Tout d’abord je tiens à remercier Mme la rapporteur et la commission des affaires sociales d’avoir permis d’aborder ce sujet que le gouvernement aurait dû traiter.

Et je reconnais que cette proposition de loi va dans le bon sens. Elle assure une certaine équité entre les bénéficiaires de minima sociaux et entre ces derniers et les salariés à bas revenus. Elle supprime les aides liées au « statut », ce qui est une bonne chose. Elle réduit les obstacles supplémentaires à la reprise d’activité : harmonisation et sortie progressive des différents droits connexes, suppression des délais de carence entre la fin d’une période de travail et retour aux minima sociaux, neutralisation des ressources antérieurs devenues inexistantes, renforcement de l’accompagnement social et professionnel des bénéficiaires de minima. Nous nous félicitons donc ici des avancées.

La complexité, les incohérences et les effets pervers du dispositif français des minima sociaux auraient néanmoins appelé une réforme encore plus profonde. Malgré les avancées, votre projet de loi ne répond en effet pas suffisamment à la nécessité d’assurer en France à tous et à toutes la possibilité de mener une vie décente et autonome.
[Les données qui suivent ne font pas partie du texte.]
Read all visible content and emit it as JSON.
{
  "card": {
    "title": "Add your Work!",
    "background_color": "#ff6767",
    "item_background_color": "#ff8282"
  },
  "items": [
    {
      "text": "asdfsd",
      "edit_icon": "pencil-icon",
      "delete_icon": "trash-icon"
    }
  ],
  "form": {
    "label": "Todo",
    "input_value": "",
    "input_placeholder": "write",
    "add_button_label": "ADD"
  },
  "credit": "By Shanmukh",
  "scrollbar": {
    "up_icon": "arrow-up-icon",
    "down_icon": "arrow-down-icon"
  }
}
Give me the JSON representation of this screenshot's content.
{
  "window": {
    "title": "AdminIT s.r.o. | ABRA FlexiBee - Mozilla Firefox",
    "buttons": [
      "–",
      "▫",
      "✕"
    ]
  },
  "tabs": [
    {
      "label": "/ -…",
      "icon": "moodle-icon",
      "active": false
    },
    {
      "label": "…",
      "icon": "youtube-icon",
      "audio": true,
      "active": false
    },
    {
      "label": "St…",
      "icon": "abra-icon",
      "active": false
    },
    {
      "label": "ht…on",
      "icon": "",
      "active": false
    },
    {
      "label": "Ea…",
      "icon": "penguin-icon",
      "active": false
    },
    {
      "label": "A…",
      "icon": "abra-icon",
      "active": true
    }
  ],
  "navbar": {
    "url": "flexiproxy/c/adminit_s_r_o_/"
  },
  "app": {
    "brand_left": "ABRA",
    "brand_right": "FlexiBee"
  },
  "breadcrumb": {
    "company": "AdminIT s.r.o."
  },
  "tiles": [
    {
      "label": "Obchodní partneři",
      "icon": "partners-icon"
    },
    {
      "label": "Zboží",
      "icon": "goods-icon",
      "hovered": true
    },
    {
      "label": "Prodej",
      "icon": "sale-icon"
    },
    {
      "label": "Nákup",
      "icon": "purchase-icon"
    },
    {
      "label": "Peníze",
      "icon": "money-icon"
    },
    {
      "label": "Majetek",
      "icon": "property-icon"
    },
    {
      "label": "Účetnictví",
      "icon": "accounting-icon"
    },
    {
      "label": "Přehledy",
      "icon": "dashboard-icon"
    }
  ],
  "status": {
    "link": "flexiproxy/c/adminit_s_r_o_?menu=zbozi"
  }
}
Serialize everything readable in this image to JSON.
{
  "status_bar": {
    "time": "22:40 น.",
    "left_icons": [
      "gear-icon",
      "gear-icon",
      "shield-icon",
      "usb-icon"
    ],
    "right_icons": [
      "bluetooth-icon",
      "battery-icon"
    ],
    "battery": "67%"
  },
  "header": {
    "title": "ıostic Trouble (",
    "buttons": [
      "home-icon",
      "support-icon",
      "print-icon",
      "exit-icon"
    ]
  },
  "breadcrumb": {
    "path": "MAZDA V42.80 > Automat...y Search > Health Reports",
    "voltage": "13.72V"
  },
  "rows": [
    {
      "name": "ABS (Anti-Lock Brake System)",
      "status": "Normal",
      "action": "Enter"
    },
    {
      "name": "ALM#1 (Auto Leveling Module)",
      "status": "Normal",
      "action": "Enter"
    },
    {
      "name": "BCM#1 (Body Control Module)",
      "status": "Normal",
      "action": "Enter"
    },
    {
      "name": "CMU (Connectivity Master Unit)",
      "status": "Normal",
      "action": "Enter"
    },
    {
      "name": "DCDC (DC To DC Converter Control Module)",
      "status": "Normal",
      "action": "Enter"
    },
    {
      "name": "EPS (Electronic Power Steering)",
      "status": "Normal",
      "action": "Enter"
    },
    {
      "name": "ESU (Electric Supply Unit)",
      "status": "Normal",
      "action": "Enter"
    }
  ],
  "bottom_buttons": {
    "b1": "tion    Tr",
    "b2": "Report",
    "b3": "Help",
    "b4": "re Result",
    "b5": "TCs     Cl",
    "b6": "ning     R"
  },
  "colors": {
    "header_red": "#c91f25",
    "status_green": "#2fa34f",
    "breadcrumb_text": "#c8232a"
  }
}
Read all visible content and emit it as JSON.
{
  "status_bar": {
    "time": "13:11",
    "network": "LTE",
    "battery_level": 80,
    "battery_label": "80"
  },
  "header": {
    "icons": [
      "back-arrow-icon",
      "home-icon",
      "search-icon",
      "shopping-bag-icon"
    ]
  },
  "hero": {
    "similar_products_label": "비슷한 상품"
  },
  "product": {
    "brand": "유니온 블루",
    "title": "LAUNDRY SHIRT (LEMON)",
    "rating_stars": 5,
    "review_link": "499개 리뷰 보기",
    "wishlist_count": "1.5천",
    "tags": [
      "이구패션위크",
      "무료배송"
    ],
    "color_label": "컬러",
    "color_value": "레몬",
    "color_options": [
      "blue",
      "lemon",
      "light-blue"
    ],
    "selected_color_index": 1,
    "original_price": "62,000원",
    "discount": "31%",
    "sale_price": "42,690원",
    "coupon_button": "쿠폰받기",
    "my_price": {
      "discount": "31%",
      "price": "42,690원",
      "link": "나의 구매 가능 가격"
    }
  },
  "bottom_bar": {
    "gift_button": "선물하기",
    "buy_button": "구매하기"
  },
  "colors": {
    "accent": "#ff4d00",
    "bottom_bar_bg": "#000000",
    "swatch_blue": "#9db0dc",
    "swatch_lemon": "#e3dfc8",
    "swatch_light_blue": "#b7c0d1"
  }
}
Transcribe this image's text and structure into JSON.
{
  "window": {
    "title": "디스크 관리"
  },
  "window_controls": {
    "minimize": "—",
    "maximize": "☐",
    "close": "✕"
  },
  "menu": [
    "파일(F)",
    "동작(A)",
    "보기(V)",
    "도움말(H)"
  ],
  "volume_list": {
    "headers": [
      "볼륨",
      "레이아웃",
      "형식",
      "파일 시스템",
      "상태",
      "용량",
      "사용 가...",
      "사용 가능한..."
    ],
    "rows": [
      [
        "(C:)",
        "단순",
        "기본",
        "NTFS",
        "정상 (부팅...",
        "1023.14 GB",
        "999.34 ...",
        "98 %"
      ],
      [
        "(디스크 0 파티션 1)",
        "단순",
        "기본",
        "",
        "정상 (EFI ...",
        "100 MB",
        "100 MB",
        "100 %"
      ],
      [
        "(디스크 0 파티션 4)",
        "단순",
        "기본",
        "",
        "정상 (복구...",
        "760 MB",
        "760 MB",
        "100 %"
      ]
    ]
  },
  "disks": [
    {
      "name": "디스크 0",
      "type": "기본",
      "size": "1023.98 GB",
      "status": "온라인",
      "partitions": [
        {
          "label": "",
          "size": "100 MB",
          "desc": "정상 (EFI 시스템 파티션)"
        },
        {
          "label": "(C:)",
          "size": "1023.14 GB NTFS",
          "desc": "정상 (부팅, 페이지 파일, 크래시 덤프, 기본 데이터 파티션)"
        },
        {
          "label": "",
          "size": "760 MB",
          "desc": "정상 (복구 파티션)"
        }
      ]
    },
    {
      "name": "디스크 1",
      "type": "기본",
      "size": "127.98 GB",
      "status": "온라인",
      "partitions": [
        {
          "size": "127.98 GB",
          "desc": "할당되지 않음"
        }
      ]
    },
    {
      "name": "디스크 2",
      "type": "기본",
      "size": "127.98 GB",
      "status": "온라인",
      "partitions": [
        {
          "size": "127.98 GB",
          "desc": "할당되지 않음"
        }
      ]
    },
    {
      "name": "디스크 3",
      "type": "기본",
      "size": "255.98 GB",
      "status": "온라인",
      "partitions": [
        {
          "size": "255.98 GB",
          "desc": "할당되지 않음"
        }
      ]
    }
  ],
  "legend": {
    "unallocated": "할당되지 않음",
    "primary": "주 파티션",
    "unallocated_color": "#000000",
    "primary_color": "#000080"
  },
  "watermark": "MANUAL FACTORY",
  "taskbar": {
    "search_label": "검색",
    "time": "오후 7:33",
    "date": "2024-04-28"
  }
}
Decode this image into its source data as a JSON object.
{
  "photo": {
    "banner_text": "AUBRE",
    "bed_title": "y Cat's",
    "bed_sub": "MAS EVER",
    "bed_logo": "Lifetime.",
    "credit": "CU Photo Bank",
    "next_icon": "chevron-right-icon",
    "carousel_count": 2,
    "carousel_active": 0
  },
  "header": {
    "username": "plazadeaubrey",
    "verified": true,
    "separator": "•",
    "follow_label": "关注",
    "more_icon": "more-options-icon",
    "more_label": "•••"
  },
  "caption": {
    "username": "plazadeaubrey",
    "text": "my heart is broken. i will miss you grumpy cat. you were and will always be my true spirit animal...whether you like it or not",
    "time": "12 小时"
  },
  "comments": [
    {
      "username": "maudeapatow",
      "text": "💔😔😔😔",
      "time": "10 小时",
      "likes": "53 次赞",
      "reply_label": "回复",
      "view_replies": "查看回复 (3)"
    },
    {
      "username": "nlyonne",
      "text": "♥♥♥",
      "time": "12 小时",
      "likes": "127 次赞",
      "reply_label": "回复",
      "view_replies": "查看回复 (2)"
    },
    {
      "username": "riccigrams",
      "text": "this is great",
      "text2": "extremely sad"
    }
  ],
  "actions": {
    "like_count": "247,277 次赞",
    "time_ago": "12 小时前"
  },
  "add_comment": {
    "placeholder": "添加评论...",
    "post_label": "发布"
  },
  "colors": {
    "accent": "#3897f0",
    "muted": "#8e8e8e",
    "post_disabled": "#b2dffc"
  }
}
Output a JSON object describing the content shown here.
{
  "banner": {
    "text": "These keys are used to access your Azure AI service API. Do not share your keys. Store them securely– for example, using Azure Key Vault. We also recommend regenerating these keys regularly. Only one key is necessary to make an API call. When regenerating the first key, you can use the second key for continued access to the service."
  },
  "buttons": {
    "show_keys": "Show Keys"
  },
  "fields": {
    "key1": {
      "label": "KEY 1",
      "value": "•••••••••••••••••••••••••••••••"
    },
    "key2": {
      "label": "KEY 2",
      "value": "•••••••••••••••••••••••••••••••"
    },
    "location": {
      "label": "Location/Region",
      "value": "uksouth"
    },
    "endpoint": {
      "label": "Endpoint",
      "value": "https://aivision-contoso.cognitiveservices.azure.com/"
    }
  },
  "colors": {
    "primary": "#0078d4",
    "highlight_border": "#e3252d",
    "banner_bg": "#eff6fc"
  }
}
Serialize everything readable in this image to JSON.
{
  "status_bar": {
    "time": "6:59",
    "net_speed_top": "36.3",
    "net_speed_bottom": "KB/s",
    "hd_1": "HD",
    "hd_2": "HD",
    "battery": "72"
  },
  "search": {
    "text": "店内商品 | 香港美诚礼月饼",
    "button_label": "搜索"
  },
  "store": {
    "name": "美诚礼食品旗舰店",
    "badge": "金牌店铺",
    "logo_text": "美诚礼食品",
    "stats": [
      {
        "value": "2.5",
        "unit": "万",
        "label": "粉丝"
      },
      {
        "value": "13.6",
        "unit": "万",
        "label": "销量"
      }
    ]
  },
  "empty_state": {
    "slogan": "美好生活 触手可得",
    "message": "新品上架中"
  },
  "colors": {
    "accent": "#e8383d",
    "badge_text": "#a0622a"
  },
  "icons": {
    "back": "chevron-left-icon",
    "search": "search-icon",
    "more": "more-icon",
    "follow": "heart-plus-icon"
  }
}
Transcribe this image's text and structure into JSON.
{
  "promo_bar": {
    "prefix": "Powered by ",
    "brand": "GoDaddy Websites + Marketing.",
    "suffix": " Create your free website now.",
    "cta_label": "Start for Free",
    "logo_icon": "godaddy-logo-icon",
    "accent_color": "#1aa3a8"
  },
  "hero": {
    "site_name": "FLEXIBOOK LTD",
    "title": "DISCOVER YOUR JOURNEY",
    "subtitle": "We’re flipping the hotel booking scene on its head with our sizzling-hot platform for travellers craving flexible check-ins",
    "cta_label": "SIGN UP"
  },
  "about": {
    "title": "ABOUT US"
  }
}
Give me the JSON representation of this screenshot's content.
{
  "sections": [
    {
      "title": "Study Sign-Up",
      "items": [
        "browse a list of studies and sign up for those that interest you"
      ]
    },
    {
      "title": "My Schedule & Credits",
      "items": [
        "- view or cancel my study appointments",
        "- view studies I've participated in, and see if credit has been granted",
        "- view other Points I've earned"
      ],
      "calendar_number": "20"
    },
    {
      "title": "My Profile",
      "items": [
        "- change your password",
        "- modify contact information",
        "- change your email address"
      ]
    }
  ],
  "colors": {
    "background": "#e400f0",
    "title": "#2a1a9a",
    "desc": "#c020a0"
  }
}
D’une part la suppression des aides liées au statut aurait dû conduire à individualiser les aides et à les étendre aux 18-25 ans, de manière à ne plus dépendre financièrement de la famille (conjoint ou parents) et ainsi accéder à une véritable autonomie. Il aurait fallu d’autre part proposer une revalorisation des minima sociaux à hauteur de ce dont chacun devrait avoir droit pour mener une vie décente. Ils sont encore trop nombreux celles et ceux qui en France vivent en dessous de seuil de pauvreté. L’exclusion, parfois, ne se joue qu’à quelques centaines d’euros. Ces euros, ce sont ceux qui séparent les 435 euros du RMI du seuil de pauvreté tel que défini par l’INSEE, à savoir 50 % du revenu médian soit, en 2004, 657 euros par mois par personne.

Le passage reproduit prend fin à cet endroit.